Wild-type BY4741 (MATa his3Δ1 leu2Δ0 met15Δ0 ura3Δ0), its trm82Δ::kanMX derivative, and the homozygous trm82Δ::natMX trm4Δ::kanMX diploid (AA0176) were described previously [23], as was the (CEN LEU2 P-TRM82) plasmid (AVA0279). Plasmids expressing the S. cerevisiae TRM82-K223L (pMG569A), TRM82-K223R (pMG570A), and TRM82-K223E (pMG571A) variants were generated by QuickChange PCR according to manufacturer’s instructions (Stratagene), and the variant gene was then ligated into the original parent vector to eliminate mutations in the vector that could be introduced by PCR. All plasmids were confirmed by sequencing before use.

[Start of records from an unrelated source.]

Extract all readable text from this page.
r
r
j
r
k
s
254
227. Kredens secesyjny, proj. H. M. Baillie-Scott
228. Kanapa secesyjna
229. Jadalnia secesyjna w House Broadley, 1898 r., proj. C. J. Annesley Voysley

Isolation and purification of tRNA from human and yeast cells

LCLs were grown at 37 °C in 5 % CO2 in RPMI 1640 medium containing FBS (15 %), penicillin (1 U/mL), streptomycin (1 μg/mL), and amphotericin b (0.5 μg/mL) to a density of approximately 1.0 × 106 cells/mL, and bulk RNA from approximately 3.6 × 108 cells was extracted with TRIzol (Life Technologies) according to manufacturer's instructions. S. cerevisiae strains were grown at indicated temperatures to mid-log phase in synthetic (S) dropout media containing dextrose, and bulk low molecular weight RNA was extracted from 300 OD-mL pellets as previously described [38]. For purification of individual tRNAs, appropriate 5’ biotinylated oligonucleotides were used to first purify tRNAPhe from RNA preparations as previously described [38], followed by purification of tRNAVal(AAC) from the remaining bulk RNA.

HPLC analysis of tRNA

Purified tRNA was digested with P1 nuclease and phosphatase as previously described [38], and nucleosides were subjected to HPLC analysis at pH 7.0 as previously described [64].

Data availability

Data used in this paper come from a small and well-defined family. To protect the identity of individuals, these confidential data are not publicly available.

Consent

Written informed consent was obtained from the patient’s guardian/parent/next of kin for the publication of this report and any accompanying images.